La nature allemande 15 août 1914

 


Je vois bien l'avantage qu'on peut trouver à concentrer l'attention publique sur de petits faits particuliers, que provisoirement nous considérons comme exceptionnels, tel le mot des prisonniers de la Woëvre 1 : « Ce n'est pas une guerre nationale, c'est une guerre d'officiers », ou la parole de cet autre arrivé hier à Versailles : « Kaiser kaputt… Ja, ich bin Sozialdemokrat 2 ». Mais si la tendance et l'objectif de ces sortes de considérations sont très clairs, il est encore plus clair qu'elles risquent de jeter l'opinion française sur la pente d'une illusion très dangereuse. C'est très joli de dire qu'on ne fait pas la guerre aux peuples ! Si la manœuvre ne persuade point le peuple ennemi, elle a le grave inconvénient d'exposer le nôtre à des élans de confiance dont il serait infailliblement la victime.


L'exception est l'exception, il faut la connaître, et elle est précieuse, mais c'est le général qui est la règle, qui se présente et s'applique dans la plupart des cas !


Ceux qui ont vu de près l'Allemand se rendent compte, comme Pierre Lasserre l'expliquait ici même il y a peu de jours, de l'importance et de la généralité de la haine qui nous est vouée en Allemagne. Ce ne sont pas des unités d'exception qui agonisent les Français de basses injures et excitent les troupes allemandes à « taper sur les vauriens de Français. » Ce sont les foules qui encombrent les brasseries allemandes. À cela se marque le caractère et en cela s'affirme la volonté naturelle de cette nation. Nous avons dit, nous redirons tout ce qu'il faut penser de la ridicule démence qui s'est emparée de Guillaume II et de ses fils. Toutefois, ce mal-là ne se comprend tout à fait qu'à la condition d'y reconnaître le mal sacré de l'Allemagne éternelle, celui qui fut propre à tous les peuples allemands, à toutes les époques de leur histoire, celui qui caractérisa toutes les « querelles d'Allemand » auxquelles répondirent nos plus beaux « tumultes gaulois ».

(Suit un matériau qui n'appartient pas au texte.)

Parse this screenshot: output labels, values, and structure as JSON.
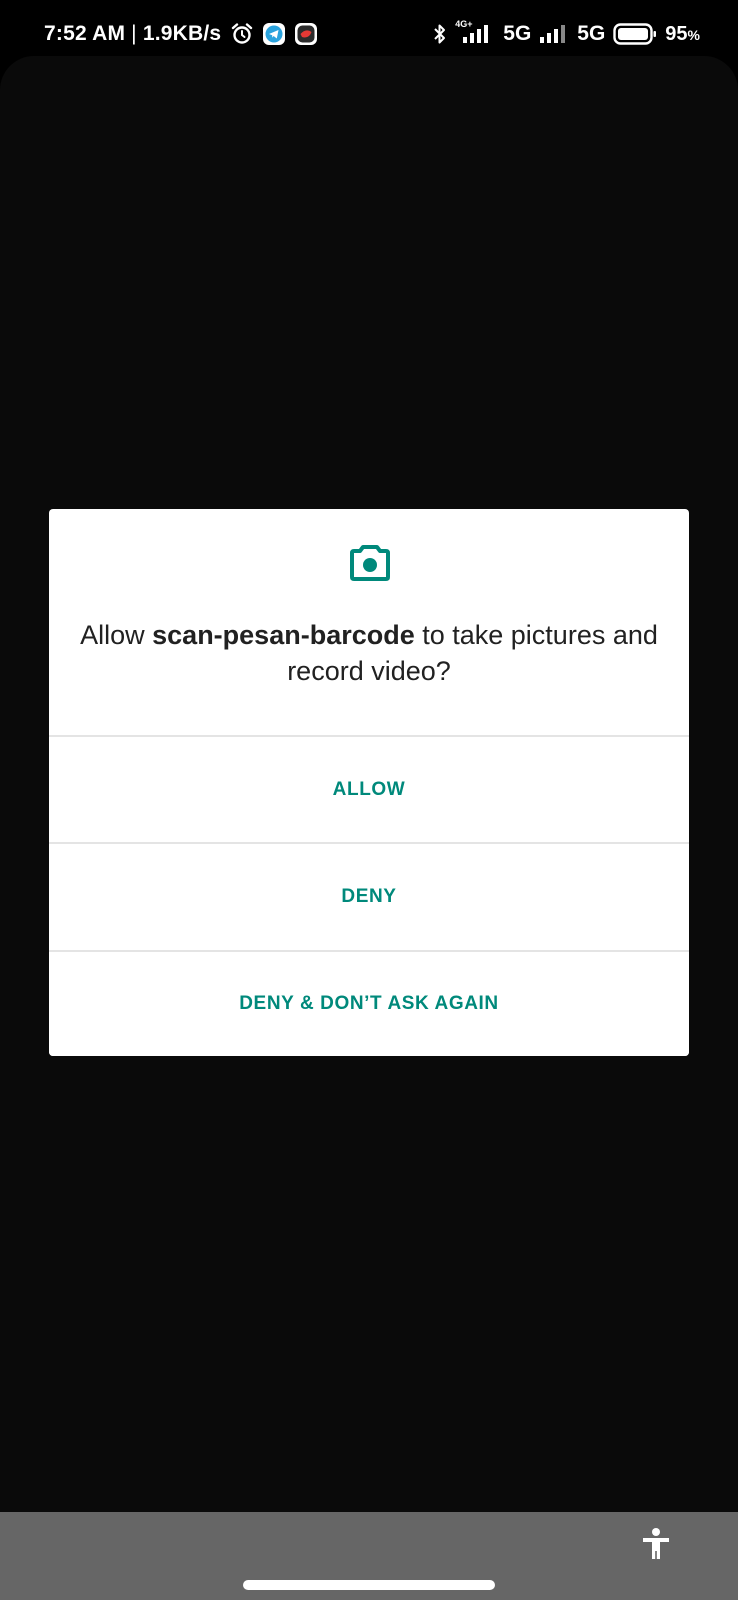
{
  "status_bar": {
    "time": "7:52 AM",
    "separator": "|",
    "net_speed": "1.9KB/s",
    "network_tag": "4G+",
    "network_1": "5G",
    "network_2": "5G",
    "battery_value": "95",
    "battery_unit": "%",
    "icons": [
      "alarm-icon",
      "telegram-icon",
      "app-notification-icon",
      "bluetooth-icon",
      "signal-icon",
      "battery-icon"
    ]
  },
  "dialog": {
    "message_prefix": "Allow ",
    "app_name": "scan-pesan-barcode",
    "message_suffix": " to take pictures and record video?",
    "icon": "camera-icon",
    "buttons": {
      "allow": "ALLOW",
      "deny": "DENY",
      "deny_never": "DENY & DON’T ASK AGAIN"
    }
  },
  "nav_bar": {
    "icon": "accessibility-icon"
  },
  "colors": {
    "accent": "#00897b",
    "dialog_bg": "#ffffff",
    "app_bg": "#0a0a0a",
    "nav_bg": "#666666"
  }
}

L'Allemagne contemporaine était gardée et défendue depuis un demi-siècle par la forme héréditaire de son gouvernement, enfin arraché au système électif, qui l'avait séculairement désolée, par une loi successorale imitée du royaume de France et aussi, dans quelque mesure, par certaines qualités de sérieux et d'application qui furent strictement particulières au peuple prussien, le plus excentrique et le moins allemand des peuples d'Allemagne. Mais le furor teutonicus a fini par tout envahir et tout dominer. C'est lui, c'est cet esprit de rage grossière, de brutale forfanterie, d'arrogance démesurée qui, avant de s'imposer à la politique, a profondément pénétré les mœurs administratives, remplaçant un esprit de discipline rigoureux, mais formaliste et ainsi un peu garanti contre lui-même, par la sauvagerie innée des instincts de la chair et du sang allemands. Les fouilleurs effrontés de la frontière de Hollande 3 ont fourni un brillant échantillon de ce genre de sauvagerie. On en relève un autre à la frontière de Russie, où des Allemands ont tué la femme d'un officier de gendarmerie qui refusait de leur indiquer le mouvement des troupes russes. Un autre encore, non moins ignoble, aura brillé dans l'évacuation du sanatorium de Francfort que les malades à peine opérés ont dû quitter à la hâte, même une femme en couche avec son enfant !


Que dites-vous encore de l'espionnage pratiqué avec tant de simplicité, de facilité et de naturel ? Comment l'empire a-t-il trouvé tant de brutes retorses à utiliser dans un emploi généralement en horreur aux peuples policés ? Il faut que l'Allemand ait le génie de l'espionnage, comme de l'insolence et de la muflerie. Ces choses-là ne sauraient tenir à la seule impulsion venue d'en haut. Affaires d'exécution, donc affaires de personnes humaines, inhérentes à l'état du cœur de chacun, au degré de la civilisation morale, à l'épaisseur ou à la sensibilité de la fibre. Ces choses-là donnent la mesure exacte de la valeur individuelle allemande. Elles fixent l'état des mœurs d'un peuple avec la précision que le dynamomètre apporte à chiffrer la vigueur d'un muscle donné.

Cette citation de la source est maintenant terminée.